Just how much is Obama willing to be unknown?

That’s a good question, and the media are forced to start considering it now that the Democratic candidate for president is ‘shifting his emphasis’ considerably on many key issues and leaving his supporters baffled.

David Broder says in WaPo that no one really knows who Obama is just yet, and they’re starting to notice that they don’t.

In their effort to embarrass him, Republicans ask: Who is the real Barack Obama? Is he, as he claims, a fresh face, heralding a new era of post-partisan politics, or a cynical old-style pol making poll-driven adjustments with scant regard for principles? A protectionist or a free-trader? A corporate-basher or an ally of interest-group contributors? Is he a doctrinaire liberal, disguising himself as a late-blooming centrist?

Last week, the Republican National Committee, in a statement cataloguing some half-dozen recent Obama “flip-flops,” threw up its hands without offering answers. The McCain campaign issued its own list of Obama’s changed positions; it totaled 17 items but confessed that “nobody knows what Barack Obama truly believes.”

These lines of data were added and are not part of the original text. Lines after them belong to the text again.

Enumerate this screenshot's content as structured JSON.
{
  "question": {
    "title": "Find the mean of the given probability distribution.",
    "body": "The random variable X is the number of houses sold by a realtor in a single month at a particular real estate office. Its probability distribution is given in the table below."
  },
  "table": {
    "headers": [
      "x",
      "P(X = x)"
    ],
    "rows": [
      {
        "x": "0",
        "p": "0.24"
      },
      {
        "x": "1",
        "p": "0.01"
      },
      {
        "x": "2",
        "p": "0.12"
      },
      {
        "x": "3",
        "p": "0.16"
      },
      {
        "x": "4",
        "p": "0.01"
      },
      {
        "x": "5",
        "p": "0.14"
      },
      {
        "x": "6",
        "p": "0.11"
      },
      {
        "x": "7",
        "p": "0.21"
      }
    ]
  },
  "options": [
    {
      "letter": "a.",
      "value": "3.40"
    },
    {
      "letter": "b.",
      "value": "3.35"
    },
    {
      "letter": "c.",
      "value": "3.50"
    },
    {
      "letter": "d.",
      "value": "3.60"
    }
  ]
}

It’s not just Republicans, Broder points out.

I can do no better, and I confess that it is only speculation to suggest that Obama’s recent performance is motivated by a desire to confuse the opposition.

Shifts in emphasis are normal for candidates when they try to broaden their appeal for the general election.

But Obama’s case is more challenging than the typical candidate’s post-primary adjustment. For one thing, he is more opaque than the usual nominee. No one in recent decades has emerged as the party standard-bearer from so truncated a political career: four years in the U.S. Senate, during which he has yet to lead on any major domestic or foreign policy issue, preceded by largely anonymous service in the Illinois state Senate.

Another WaPo piece questions where his ideology is, since his own party hasn’t really found it yet.

One factor in Obama’s success has been his ability to confound both left and right. But while that may be a measure of a skillful politician determined to win a general election, it has left unanswered important questions about his core principles and his presidential priorities. How well he answers them over the coming months will determine the outcome of his race against Republican Sen. John McCain.